I don't even pretend to understand what you said here, but I have a sense that we've assumed counter-intuitive stances, since you long enjoyed the benefits of tenure and I never had them.


John Guy Fought - 8/6/2005

I fully endorse generalizations from misbegotten rhetoric and miswired connections between evidence and claims, so long as they're neutral as to content, as it seems here. There are plenty of them out there, just beyond the edge of the firelight. One way they propagate is by granting each other tenure. But that's only one way.


Ralph E. Luker - 8/5/2005

Would you really like for me to name names? I would say that someone who generalizes from a half dozen or so instances of known historical malpractice to a statement about "the vast majority of historians" in the United States has got some knuckles that are fairly well scarred. Or, an anti-Semitic engineer, who fancies himself expert in things historical and American higher education has some scarred knuckles. I would say that a highly overpaid propagandist on the Right who regularly smears all academics on the Left as being soft on Terrorism has some scarred knuckles. You should recognize those descripters. They turn up with some regularity on HNN's comment boards.
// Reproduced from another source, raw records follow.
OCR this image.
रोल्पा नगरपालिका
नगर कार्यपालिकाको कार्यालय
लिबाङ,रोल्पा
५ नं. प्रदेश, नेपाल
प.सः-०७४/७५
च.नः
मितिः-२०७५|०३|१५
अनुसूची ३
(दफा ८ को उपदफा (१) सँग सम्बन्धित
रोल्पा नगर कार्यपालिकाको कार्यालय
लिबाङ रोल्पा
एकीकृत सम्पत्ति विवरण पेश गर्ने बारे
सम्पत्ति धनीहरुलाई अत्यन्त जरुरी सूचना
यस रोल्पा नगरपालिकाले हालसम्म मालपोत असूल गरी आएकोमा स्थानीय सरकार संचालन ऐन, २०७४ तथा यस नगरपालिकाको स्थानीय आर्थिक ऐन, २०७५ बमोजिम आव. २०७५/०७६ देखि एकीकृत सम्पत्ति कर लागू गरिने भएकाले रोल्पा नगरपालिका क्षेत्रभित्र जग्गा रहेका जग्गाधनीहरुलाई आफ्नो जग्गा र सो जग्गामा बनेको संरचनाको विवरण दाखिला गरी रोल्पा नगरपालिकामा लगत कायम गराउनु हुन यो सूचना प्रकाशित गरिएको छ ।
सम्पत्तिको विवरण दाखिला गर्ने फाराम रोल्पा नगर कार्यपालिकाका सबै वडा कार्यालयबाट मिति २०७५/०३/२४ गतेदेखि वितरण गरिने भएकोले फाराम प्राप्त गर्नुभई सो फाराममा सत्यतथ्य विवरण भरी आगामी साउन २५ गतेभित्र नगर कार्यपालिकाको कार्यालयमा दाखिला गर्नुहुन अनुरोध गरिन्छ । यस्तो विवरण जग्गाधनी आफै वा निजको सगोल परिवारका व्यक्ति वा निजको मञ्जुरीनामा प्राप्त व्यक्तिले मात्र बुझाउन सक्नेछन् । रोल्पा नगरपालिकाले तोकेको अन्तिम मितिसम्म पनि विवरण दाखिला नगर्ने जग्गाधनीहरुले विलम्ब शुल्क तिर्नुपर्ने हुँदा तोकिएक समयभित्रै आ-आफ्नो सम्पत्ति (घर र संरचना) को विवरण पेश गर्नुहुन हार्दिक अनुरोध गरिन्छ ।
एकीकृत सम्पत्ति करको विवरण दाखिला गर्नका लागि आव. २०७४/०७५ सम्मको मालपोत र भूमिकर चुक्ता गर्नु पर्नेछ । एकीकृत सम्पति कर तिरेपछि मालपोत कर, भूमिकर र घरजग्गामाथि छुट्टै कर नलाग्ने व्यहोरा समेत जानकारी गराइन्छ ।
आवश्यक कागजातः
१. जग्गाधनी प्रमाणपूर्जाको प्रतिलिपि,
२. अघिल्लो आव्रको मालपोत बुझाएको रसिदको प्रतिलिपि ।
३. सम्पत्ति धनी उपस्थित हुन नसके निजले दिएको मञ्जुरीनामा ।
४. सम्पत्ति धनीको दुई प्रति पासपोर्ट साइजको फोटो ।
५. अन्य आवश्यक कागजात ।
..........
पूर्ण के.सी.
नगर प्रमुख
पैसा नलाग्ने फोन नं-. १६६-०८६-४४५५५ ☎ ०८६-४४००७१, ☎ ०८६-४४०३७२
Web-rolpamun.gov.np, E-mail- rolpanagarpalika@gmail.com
John Guy Fought - 8/5/2005

Just who are the knuckle draggers, Ralph? What will come next from you? Putting whole sentences in capitals?


Ralph E. Luker - 8/4/2005

You're probably right, Van. I'm just wanting to get the folks at the OAH alerted and, at the same time, hold the knuckle-draggers at bay.


Van L. Hayhow - 8/4/2005

Ralph:
Nice post but I think you are wasting your time.